The elimination of any and all types of social assistance is however consistent with libertarian philosophy, which is more than most political movements can claim. Libertarian philosophy asserts that people are only responsible for themselves and their immediate family, they completely reject any notion that the individual should contribute to a larger society or should take advantage of the benefits of such a society. This is why you see the followers of Rand Paul talk so much about "States Rights"and the 10th amendment. In fact recently there's been a growing movement of "Tenthers" splintering off from the Teabagger people who are attempting to use the 10th amendment to do things like reverse the health care bill. This is great provided you are a reasonably healthy individual capable of finding work and taking care of yourself - but In real life there are millions of people out there who are not, for one reason or another, often times though no fault of their own.
The problems that our nation faces seem more and more stem from the exact policies which the conservative forces in our government have enacted over the last 30 year - deregulating banking, removing environmental restrictions, cutting taxes on the wealthy, and so on. Stripping away the social safety net and removing worker protections is the exact opposite of what needs to be done in order to preserve our middle class and general American prosperity.
Libertarianism is also an inadequate and ineffectual philosophy when dealing with modern nation states. We live in an era where for good or ill nation states tend to cooperate economically and militarily, where capital is not restricted by international borders, where people born half a world a way have the ability to travel and settle long distances, Where the resource rich areas of the globe are also some of the most backward and war torn, usually as a result of extracting said resources for Western consumption, where small groups of determined individuals are capable of causing mass destruction unlike any other time in history. It is increasingly apparent that it is in our best interest to work towards stability in some of the more vital areas of the world. When people in South America have jobs, people in Africa are fed, when Pakistan has a stable government, or Nuclear weapons are restricted from North Korea we benefit as well. The Libertarian isolationist world view of an America with closed borders, no international aid, and zero involvement in world affairs except to drop bombs on people who directly threaten us is a recipe for disaster. America cannot economically, politically, socially, and militarily afford an isolationist policy. Globalization is here to stay, for good or ill, there is no going back.
The Libertarian tirade against "government control" ignores the inherent flaw with a profit-driven model. An entity which puts profits over the well being of people should not be allowed to control such vital sectors of society without stringent oversight. Over the past decade due to such policies we've seen companies such as Enron and Worldcom fold and take the retirements savings of their workers with them, we've seen banks and investment firms build up and pop bubble after bubble - Tech stocks, oil, wheat futures, - finally accumulating in the collapse of the housing market which nearly took our entire economy with it. All of this occurred because of a LACK of regulation, not TOO MUCH OF IT.

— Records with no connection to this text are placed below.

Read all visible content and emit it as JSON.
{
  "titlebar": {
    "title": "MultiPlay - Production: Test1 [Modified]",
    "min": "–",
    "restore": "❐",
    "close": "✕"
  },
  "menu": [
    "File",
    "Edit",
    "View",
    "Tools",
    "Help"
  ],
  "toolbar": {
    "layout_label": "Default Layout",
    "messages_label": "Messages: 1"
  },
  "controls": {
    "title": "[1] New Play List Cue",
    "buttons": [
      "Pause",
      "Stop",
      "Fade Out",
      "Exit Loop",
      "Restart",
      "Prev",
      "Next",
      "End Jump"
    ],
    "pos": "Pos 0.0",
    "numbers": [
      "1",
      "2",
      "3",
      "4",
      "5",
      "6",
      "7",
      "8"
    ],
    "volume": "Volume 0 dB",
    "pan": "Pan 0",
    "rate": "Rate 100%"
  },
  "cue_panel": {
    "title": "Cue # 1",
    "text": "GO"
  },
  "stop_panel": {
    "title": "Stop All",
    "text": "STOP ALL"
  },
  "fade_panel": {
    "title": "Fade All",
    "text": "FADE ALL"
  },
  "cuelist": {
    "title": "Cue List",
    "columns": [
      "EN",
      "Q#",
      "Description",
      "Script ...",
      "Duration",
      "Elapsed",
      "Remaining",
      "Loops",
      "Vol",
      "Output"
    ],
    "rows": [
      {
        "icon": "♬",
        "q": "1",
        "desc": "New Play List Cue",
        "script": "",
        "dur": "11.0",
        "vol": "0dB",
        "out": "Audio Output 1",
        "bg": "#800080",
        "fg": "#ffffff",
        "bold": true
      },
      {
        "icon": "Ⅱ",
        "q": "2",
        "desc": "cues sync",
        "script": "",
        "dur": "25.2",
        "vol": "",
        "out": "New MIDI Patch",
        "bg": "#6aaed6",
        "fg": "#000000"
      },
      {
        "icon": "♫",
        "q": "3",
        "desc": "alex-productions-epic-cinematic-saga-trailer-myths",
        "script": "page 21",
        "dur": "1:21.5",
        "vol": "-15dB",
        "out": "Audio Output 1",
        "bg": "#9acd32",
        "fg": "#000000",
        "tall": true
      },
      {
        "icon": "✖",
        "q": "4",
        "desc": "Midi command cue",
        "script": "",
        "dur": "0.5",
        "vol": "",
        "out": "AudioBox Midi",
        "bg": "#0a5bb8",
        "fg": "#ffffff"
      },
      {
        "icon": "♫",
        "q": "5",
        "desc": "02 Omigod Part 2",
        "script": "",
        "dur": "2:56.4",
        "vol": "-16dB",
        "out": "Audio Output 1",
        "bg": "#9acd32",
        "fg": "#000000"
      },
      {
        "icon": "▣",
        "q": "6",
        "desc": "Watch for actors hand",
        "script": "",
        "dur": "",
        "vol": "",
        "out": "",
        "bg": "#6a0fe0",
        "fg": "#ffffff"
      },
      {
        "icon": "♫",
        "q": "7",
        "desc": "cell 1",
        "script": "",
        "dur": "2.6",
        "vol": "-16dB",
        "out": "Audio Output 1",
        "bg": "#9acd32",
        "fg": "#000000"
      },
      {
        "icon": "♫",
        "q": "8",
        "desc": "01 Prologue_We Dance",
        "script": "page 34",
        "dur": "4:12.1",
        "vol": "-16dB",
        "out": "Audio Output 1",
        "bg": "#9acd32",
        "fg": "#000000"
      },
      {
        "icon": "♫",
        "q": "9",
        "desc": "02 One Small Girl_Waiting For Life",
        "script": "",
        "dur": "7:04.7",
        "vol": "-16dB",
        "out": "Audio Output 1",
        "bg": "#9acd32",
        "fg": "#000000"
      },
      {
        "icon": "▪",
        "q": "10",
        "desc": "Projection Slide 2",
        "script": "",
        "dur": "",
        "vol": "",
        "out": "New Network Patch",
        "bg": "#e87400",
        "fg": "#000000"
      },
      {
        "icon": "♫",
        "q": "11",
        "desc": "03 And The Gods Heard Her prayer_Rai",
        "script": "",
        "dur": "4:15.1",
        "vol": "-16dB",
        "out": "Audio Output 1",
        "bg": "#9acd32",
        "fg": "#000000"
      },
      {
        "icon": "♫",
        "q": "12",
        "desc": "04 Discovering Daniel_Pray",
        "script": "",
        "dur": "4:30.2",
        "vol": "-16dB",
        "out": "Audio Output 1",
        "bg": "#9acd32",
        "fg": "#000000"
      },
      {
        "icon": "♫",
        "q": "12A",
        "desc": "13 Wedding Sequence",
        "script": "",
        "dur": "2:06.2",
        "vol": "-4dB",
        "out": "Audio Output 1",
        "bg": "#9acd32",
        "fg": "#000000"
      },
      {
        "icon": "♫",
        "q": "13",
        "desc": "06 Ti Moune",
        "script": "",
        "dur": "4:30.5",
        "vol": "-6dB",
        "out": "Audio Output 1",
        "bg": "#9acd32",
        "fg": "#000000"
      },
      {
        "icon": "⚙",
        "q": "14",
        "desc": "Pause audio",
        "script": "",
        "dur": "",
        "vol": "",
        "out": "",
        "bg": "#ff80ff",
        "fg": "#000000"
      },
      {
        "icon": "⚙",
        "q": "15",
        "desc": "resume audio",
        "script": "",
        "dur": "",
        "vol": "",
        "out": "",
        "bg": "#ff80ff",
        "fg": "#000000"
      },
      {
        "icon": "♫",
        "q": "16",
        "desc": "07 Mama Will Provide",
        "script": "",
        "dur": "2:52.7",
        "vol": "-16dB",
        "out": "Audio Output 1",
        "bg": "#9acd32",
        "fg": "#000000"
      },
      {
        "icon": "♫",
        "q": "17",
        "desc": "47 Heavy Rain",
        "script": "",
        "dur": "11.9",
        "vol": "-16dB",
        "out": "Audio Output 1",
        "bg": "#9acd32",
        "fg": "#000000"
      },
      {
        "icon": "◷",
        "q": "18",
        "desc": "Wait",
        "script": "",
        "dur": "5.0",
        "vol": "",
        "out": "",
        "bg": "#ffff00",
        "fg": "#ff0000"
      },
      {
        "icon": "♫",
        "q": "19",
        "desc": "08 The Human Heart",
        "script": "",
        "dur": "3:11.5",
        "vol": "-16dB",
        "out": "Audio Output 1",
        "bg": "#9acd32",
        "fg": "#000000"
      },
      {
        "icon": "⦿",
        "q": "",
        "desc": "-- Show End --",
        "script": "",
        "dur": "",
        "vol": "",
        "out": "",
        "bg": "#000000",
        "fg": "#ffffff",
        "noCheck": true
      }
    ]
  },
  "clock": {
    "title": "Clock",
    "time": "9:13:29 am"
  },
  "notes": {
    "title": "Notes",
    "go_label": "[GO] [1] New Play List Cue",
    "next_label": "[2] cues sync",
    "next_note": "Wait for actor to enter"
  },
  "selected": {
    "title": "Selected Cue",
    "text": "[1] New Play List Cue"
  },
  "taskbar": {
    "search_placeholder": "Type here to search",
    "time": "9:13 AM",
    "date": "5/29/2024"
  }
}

Those countries which are most successful in regards to keeping their people healthy, educated, safe, and employed use a mixture of socialized industries along with capital entrepreneurship. In general, those sectors of the economy which benefit the citizen directly tend to be socialized - health care, medicine, law enforcement, fire, military, Utilities such as water, electricity, etc. The exact mixture to get the maximum benefit yet retain the greatest amount of liberty I think has yet to be determined. Maybe we don't need 100% socialized medicine. Maybe it's good to let certain industries take risks without restrictions. But the fact remains we are all part of a larger society, and in order to keep that society working we are obligated to contribute. The Libertarian ideal of "I'm not sharing" may work great on a neighborhood level, but when taken into a national context is highly immature and practically unworkable.